国内考古是真的不容易,民国时期被西方、日本掠夺大量文物,周天子墓是永远的遗憾。
好不容易建立起完整的考古学,还得被西方学界各种“张冠李戴”,他们可以“把神话当历史”,而我们却只能一点点挖出证据。
比如瑞典学者安特生,根据仰韶遗址出土的彩陶,就断言中国彩陶来自西方。
后来李济在西阴村发现更早的彩陶,梁思永在在安阳发现著名的“后岗三叠层”:仰韶、龙山、小屯(商代)三层文化一脉相承,才打破了这种谣言。
同理还有青铜器,所谓“外来说”直到今天仍然还有人相信。
70年代之前,国际考古界最主流的说法是:中国青铜器使用的“失蜡法”,是古印度传入。
给出的理由很简单,竟是记载“失蜡法”最早的古籍,来源于《唐会要》。唐朝初年距今不过1400多年,远没有古印度哈拉帕遗址出土的青铜器早。
刚出土的样子
直到上世纪70年代末,发掘于河南淅川下寺春秋楚墓的:云纹铜禁,一出土就打脸了国际考古,正经“失蜡法”铸造,比《唐会要》早了1100多年。

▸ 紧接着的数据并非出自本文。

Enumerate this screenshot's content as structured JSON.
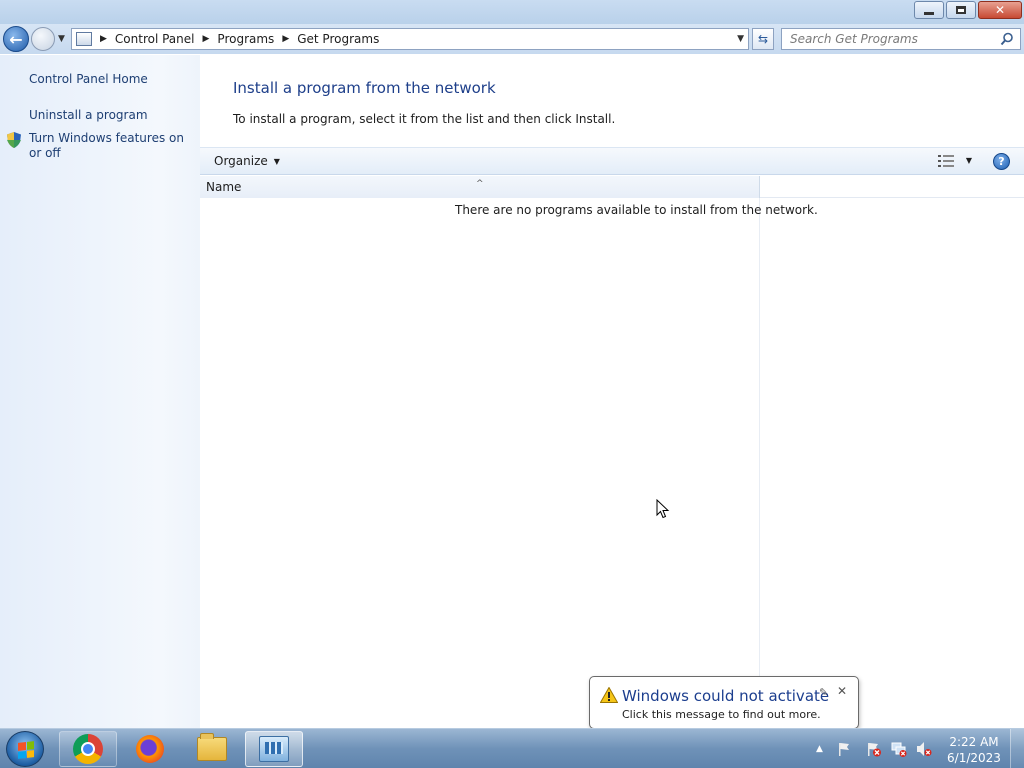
{
  "window": {
    "controls": {
      "minimize": "minimize",
      "restore": "restore",
      "close": "close"
    }
  },
  "address_bar": {
    "breadcrumbs": [
      "Control Panel",
      "Programs",
      "Get Programs"
    ]
  },
  "search": {
    "placeholder": "Search Get Programs"
  },
  "left_pane": {
    "links": [
      {
        "label": "Control Panel Home"
      },
      {
        "label": "Uninstall a program"
      },
      {
        "label": "Turn Windows features on or off",
        "icon": "shield-icon"
      }
    ]
  },
  "main": {
    "title": "Install a program from the network",
    "instruction": "To install a program, select it from the list and then click Install.",
    "toolbar": {
      "organize_label": "Organize"
    },
    "list": {
      "columns": [
        "Name"
      ],
      "empty_message": "There are no programs available to install from the network."
    }
  },
  "notification": {
    "title": "Windows could not activate",
    "message": "Click this message to find out more."
  },
  "taskbar": {
    "apps": [
      "chrome-icon",
      "firefox-icon",
      "file-explorer-icon",
      "control-panel-icon"
    ],
    "tray_icons": [
      "action-center-flag-icon",
      "network-icon",
      "volume-muted-icon"
    ],
    "clock": {
      "time": "2:22 AM",
      "date": "6/1/2023"
    }
  },
  "colors": {
    "link_blue": "#1e3f73",
    "title_blue": "#1e3f8a",
    "taskbar_blue": "#6f92b8"
  }
}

后来还在皖南地区发现了一批商周青铜器,学者刘庆柱在《从铜官到铜陵:铜陵与中国大历史》中写到,这些器物有“焚失法”铸造痕迹,是“失蜡法”的前身。
依然是一脉相承,和别的国家没有半毛钱关系!
当然,云纹铜禁刚出土时,碎成了满地残渣,得用古法复原才有说服力。
王长青(右)带领徒弟修复
当时禁身裂成七八块,严重变形。周围精美的云纹和怪兽装饰,早已脱落,变成难以辨认的铜梗和铜渣,
十二个附兽和十二个座兽全部脱落且残缺不全!彼时没有现代科技加持,也没有先例可循,要用传统方法修复,看起来是个不可能的任务。
然后,师从“歪嘴于”传人王德山的王长青先生站了出来,接下这个任务。
他带着自己的四个徒弟,从清理千年积垢和腐蚀物,到一点一点将变形的铜板矫正。
仅补配一个残缺零件,就需要按照古代配方熔炼合金,再铸造、打磨、雕刻纹饰,丝毫不能马虎。
然后为残缺的怪兽翻制蜡模、浇注补配件,再到大焊、铸接、粘接等技术将碎片重新组合。
最后一道关:着色作锈,让新补配的部分与古老的器身浑然一体,恢复其神韵!浑然天成的“失蜡法”工艺,让我们如今得见这么精美的器物。
整整耗时2年11个月,花费4万多元,26道繁琐的工序,等于赋予了一件国宝第二次生命。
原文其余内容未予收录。